Hitungan Kompas, selama 2013-2022, porsi anggaran perlinsos dari total belanja pemerintah pusat tidak pernah lebih dari 20 persen, berkisar pada angka 10 hingga 16 persen. Porsi tertinggi 16 persen terjadi saat awal pandemi Covid-19 tahun 2020.
Anggaran sosial akan naik terus selama komposisi piramida penduduk Indonesia besar di bawah (usia bayi).
Merujuk pada data Bappenas, Perlinsos Adaptif adalah perlindungan sosial masyarakat yang melindungi warga dari kerentanan dan guncangan akibat bencana alam dan perubahan iklim. Perlinsos berfungsi optimal saat normal dan secara adaptif berfungsi penuh saat darurat.
Evaluasi program
Dalam menghitung proyeksi anggaran perlindungan sosial adaptif juga diperlukan buffer (bantalan). ”Buffer ini diperlukan saat menghitung proyeksi jumlah penduduk miskin sehingga saat bencana terjadi, jumlah orang miskin bertambah, anggaran perlindungan sosial sudah siap untuk mengatasi kemiskinan,” ungkapnya.
Selain anggaran yang besar, diperlukan evaluasi pada anggaran perlinsos supaya berdampak optimal dalam pengentasan warga dari kemiskinan. ”Dengan mengidentifikasi kerentanan di masyarakat, dalam analisis Bappenas, jumlah penduduk miskin akan berkurang sehingga nilai bantuan juga berkurang,” ucap Maliki, Direktur Penanggulangan Kemiskinan dan Pemberdayaan Masyarakat Bappenas.

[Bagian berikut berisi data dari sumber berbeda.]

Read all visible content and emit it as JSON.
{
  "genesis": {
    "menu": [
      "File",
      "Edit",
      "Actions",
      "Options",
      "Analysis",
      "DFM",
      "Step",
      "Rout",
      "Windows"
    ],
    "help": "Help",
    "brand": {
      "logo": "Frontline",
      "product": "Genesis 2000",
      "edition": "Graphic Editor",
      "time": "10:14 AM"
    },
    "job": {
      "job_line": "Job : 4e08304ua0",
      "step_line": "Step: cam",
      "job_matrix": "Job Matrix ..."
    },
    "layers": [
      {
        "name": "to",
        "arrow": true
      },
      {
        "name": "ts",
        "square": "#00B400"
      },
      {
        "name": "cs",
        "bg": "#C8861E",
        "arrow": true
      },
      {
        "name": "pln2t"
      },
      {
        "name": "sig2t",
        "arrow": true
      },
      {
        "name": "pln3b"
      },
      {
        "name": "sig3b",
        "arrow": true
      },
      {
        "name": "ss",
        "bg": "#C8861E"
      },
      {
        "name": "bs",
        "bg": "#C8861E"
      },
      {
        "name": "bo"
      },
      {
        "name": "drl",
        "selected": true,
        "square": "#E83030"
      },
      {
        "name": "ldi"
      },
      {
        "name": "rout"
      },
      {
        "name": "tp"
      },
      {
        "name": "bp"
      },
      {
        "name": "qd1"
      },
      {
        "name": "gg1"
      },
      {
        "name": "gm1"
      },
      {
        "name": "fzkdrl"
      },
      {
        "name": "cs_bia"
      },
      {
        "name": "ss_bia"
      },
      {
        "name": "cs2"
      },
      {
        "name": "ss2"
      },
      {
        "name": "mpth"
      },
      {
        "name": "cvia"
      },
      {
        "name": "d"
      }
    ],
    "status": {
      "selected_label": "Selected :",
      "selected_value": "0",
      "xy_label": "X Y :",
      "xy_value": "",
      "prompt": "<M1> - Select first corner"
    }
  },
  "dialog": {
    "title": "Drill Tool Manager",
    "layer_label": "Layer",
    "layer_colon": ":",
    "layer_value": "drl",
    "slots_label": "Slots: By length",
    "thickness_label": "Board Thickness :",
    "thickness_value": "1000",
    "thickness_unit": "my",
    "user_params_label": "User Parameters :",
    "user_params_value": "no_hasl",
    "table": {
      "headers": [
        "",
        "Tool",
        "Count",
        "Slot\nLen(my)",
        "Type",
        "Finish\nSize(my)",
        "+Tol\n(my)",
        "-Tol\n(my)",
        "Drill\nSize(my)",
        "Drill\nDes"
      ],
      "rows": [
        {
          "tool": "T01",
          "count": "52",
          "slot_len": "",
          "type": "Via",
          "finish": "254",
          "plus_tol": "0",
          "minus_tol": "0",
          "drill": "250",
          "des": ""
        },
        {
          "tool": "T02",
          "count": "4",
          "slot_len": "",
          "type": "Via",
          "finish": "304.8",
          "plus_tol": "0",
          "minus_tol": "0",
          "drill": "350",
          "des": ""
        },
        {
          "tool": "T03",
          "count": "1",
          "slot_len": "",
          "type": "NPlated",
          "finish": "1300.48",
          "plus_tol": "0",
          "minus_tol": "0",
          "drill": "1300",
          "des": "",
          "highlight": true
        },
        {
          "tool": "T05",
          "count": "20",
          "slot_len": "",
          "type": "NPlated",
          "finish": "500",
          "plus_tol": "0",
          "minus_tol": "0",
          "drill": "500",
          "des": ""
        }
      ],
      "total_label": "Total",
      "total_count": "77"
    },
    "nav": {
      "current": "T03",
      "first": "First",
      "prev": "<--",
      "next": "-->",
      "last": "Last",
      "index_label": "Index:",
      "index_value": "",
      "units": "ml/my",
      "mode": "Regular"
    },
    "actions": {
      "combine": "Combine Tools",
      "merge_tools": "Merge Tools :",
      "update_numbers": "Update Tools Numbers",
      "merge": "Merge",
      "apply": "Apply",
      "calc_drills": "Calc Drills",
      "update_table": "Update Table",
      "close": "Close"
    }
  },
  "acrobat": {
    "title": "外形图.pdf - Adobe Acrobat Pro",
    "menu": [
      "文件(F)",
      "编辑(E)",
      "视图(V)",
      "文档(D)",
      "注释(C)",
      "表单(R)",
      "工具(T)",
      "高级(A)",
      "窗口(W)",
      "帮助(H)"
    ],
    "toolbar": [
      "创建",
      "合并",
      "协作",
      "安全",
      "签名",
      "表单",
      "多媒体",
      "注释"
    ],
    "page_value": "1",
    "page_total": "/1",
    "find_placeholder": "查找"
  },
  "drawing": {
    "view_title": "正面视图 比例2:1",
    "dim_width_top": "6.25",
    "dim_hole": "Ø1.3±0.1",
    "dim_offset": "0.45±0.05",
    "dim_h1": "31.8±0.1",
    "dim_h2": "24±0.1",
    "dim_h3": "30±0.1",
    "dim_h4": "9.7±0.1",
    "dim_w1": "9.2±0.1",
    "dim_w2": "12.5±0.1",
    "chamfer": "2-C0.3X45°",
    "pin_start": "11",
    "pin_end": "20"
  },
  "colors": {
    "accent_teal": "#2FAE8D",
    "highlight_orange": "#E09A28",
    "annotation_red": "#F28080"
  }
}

Yanuar juga menekankan adanya evaluasi tata kelola program perlinsos. ”Di hulu adalah pembangunan manusia melalui kesehatan, pendidikan, dan perlindungan sosial. Di hilir, kinerja industrialisasi, komersialisasi, dan daya kompetitif. Di tengah adalah sumber daya dan tata kelola. Logikanya, saat duit banyak dikucurkan di hulu, hilirnya akan naik. Tapi, ini di hilir semua amburadul,” tuturnya.
Menurut dia, tata kelola yang perlu diperbaiki adalah database penerima, jumlah uang bantuan, serta bagaimana uang bantuan disalurkan ke masyarakat.